I Have an Idea, Tell Me a Story #65 #cong18

Synopsis:

Don’t get into a Twitter argument, instead, tell a story.

4 Key Takeaways:

  1. Storytelling helps us to capture attention

  2. It also helps us to give context

  3. Twitter is a tough place for nuance

  4. Storytelling is a skill to be developed

About Rose Barrett:

Rose here, I like to paddle boats and peddle digital consultancy to small businesses. I also end up volunteering for all sorts, particularly when it’s related to improving rural communities or using digital resources to help spread ideas.

Contacting Rose Barrett:

You can follow Rose on Twitter or send her an email.

By Rose Barrett

“Neither revolution nor reformation can ultimately change a society, rather you must tell a new powerful tale, one so persuasive that it sweeps away the old myths and becomes the preferred story” – Ivan Illich

We all know that it can be hard to communicate an idea.  For me I see this regularly in my life as an internet person and it’s obvious on a platform like Twitter.  And I’ve been there myself. Tried to communicate an idea only to fall flat on my face. I swear Twitter was designed with this in mind.

So I took a step back to see how those who are successful in getting an idea across do what they do.  And I noticed a pattern, many of them are great storytellers. I love storytelling. It brings back memories of my family pub when the electricity would go out, candles were lit and stories were told.  It’s no small thing that storytelling is so powerful a communication tool and in the communication of ideas, it is a resource ready to serve.

A struggle of communicating ideas we often encounter are patterns of thinking.  Many of us presume “You say → They think” but it’s rarely this straightforward.  When we communicate we’re often forgetting about the level of difference in perception, or thought patterns,of our intended audience compared to ourselves.  We might get that there are differences but we could miss the mark on how big those differences really are and fail to actually frame the idea as we would like to.  And these differences can make connection difficult.

Culture always complicates the task of communicating ideas and the greater the difference in culture, the greater the task.  But storytelling gives us a method of overcoming some of this difficulty through the use of framing. The words we use or how they use them can greatly impact “how” an idea is heard or understood.

Storytelling makes us more deliberate, which means we are paying more attention to which pronoun we use or the tone of a piece.  As a marketer, I’ve learned to test messages and see what works. I started to wonder about doing the same in my community work and behavioural research backs this up.  Communities that are more deliberate in their message, in the story they tell, have higher levels of confidence in their community.

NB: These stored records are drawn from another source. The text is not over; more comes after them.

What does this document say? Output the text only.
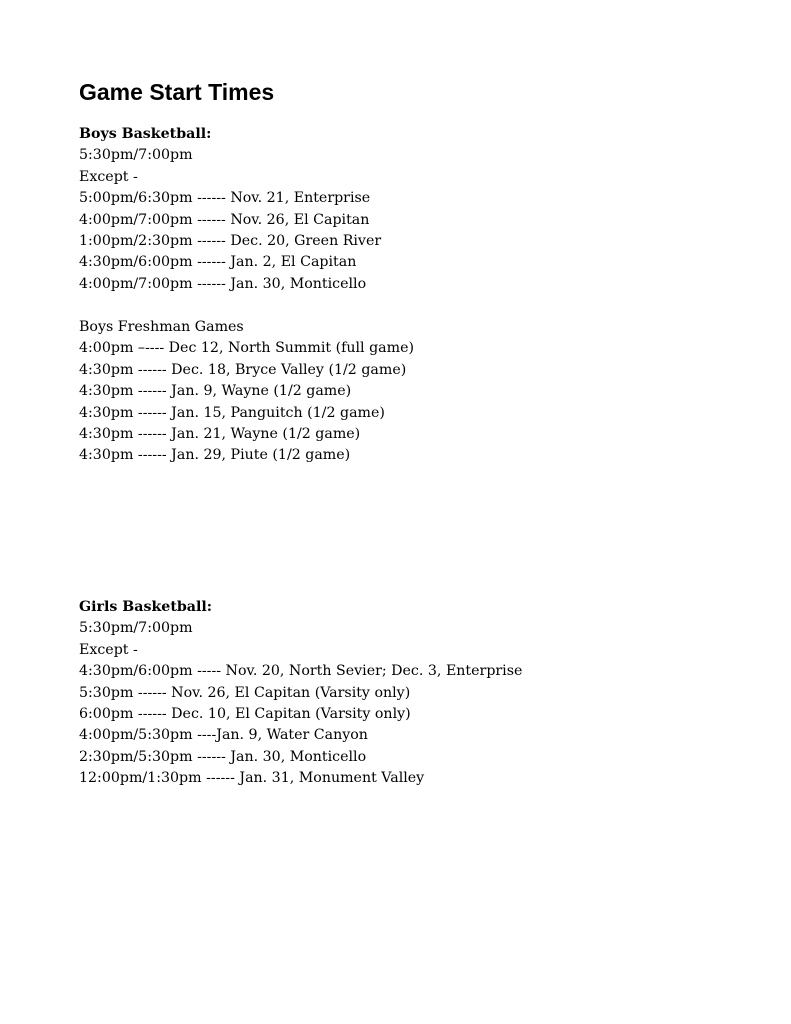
Game Start Times
Boys Basketball:
5:30pm/7:00pm
Except -
5:00pm/6:30pm ------ Nov. 21, Enterprise
4:00pm/7:00pm ------ Nov. 26, El Capitan
1:00pm/2:30pm ------ Dec. 20, Green River
4:30pm/6:00pm ------ Jan. 2, El Capitan
4:00pm/7:00pm ------ Jan. 30, Monticello
Boys Freshman Games
4:00pm –---- Dec 12, North Summit (full game)
4:30pm ------ Dec. 18, Bryce Valley (1/2 game)
4:30pm ------ Jan. 9, Wayne (1/2 game)
4:30pm ------ Jan. 15, Panguitch (1/2 game)
4:30pm ------ Jan. 21, Wayne (1/2 game)
4:30pm ------ Jan. 29, Piute (1/2 game)
Girls Basketball:
5:30pm/7:00pm
Except -
4:30pm/6:00pm ----- Nov. 20, North Sevier; Dec. 3, Enterprise
5:30pm ------ Nov. 26, El Capitan (Varsity only)
6:00pm ------ Dec. 10, El Capitan (Varsity only)
4:00pm/5:30pm ----Jan. 9, Water Canyon
2:30pm/5:30pm ------ Jan. 30, Monticello
12:00pm/1:30pm ------ Jan. 31, Monument Valley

Storytelling also allows an easier emotional connection.  Our barriers go down when we listen to a story and we’re more likely to connect with the teller of the story.  So if the idea they are trying to communicate is challenging for the listener, in the telling of the story there is a greater chance for the message to get through.  Basically, keep me entertained and I’m less likely to react to that uncomfortable feeling straightaway. If you’ve caused me to smile I want to keep liking you, so when your idea challenges some of my thought patterns, well you made me smile, so I’ll give you more of a chance.

I know I had a habit of storytelling in person from growing up in an Irish bar but I hadn’t brought it through to my online life, I hope to change that in the future.  So many of the best talks or presentations I’ve encountered have been well-crafted stories and those of us trying to spread ideas, particularly ideas that might be challenging, either in how radical they are or in their complexity, storytelling allows for better framing and to create a connection that keeps the listener on our side just long enough for the idea to be heard.